Please ensure that all output strictly adheres to these formats. If any output is not in the correct format, redo the task and correct the output before providing the final answer.

A detailed system prompt is essential to ensure the LLM understands exactly what is expected. It’s important to note that the system prompt instructs the LLM to provide movement directions without considering the robot’s current orientation, resulting in instructions like up, down, left, or right. In contrast, the user prompt we used was much simpler:

The robot is at 'start_position': {'x': 25, 'y': 24}. What is the shortest list of actions to take in sequence to get to 'target_position': {'x': 27, 'y': 25}?

Sending both the system and user prompts to the LLM yielded the following response (Note: In this example, the robot was oriented facing south):

Model Response: [["The robot is at 'start_position': {'x': 25, 'y': 24}. What is the shortest list of actions to take in sequence to get to 'target_position': {'x': 27, 'y': 25}?". 'The full list is: ["right", "right", "up"].']]

A function was written to parse the response and send the instructions to the robot. Depending on the robot’s current orientation, the response was translated into commands that the robot can understand, such as (step forward, turn left, or turn right), and then sent to the robot. These commands were then transmitted to the robot. Since the robot continuously listens for incoming instructions, it executes them in sequence as soon as they are received.

Results, Limitations, and Future Work

The system performed perfectly in all the test cases we tried. The robot successfully moved to the target position in the shortest number of steps. The LLM effectively understood the user prompt and provided accurate instructions, which the robot correctly interpreted and followed.

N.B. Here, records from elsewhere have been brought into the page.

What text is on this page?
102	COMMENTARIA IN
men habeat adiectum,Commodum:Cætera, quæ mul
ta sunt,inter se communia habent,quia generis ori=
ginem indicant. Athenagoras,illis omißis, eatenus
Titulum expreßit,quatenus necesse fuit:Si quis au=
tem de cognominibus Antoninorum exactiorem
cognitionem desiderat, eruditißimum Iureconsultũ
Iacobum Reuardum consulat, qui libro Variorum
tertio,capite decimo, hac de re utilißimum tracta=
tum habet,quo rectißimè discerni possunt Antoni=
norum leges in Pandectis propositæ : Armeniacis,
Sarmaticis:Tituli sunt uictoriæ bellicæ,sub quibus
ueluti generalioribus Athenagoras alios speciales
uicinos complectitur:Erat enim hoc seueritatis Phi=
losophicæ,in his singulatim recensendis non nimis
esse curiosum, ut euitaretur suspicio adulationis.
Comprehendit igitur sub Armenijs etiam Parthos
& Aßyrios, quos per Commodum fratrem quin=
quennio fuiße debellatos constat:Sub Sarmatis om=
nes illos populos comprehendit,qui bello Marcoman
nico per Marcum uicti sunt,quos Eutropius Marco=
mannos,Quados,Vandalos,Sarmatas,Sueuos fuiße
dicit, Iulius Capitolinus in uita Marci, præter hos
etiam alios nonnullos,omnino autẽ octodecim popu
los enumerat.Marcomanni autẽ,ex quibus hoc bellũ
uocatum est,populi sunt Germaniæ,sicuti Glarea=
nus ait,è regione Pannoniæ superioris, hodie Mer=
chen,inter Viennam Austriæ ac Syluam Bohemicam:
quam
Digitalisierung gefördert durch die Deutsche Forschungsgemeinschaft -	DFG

However, there are several limitations to this system. Since the robot operates in an open-loop manner, it essentially navigates “blind” due to a lack of sensory feedback. It only knows its initial direction because we provide it, and it can determine its final direction after executing the instructions. The robot’s movements are hardcoded, so a 90° turn isn’t always precisely 90°, leading to cumulative errors over time. Additionally, the robot can only move in discrete unit steps, so it cannot travel diagonally. This limitation means that when the goal positions are farther away and require multiple turns, the robot may end up with a significant positional error. Furthermore, the robot lacks obstacle detection and will continue moving even if something is in its path. Lastly, the LLM used is quite large, and I’m confident that a much smaller model, with some fine-tuning, could handle this task just as effectively.

In the future, I plan to incorporate feedback from the robot’s sensors. This enhancement would allow the robot to navigate more accurately and reduce the error between its final and target positions. Additionally, I intend to fine-tune a smaller model, such as the Llama-3.1-8B, to evaluate if it can perform on par with or even better than the Llama-3.1-70B model.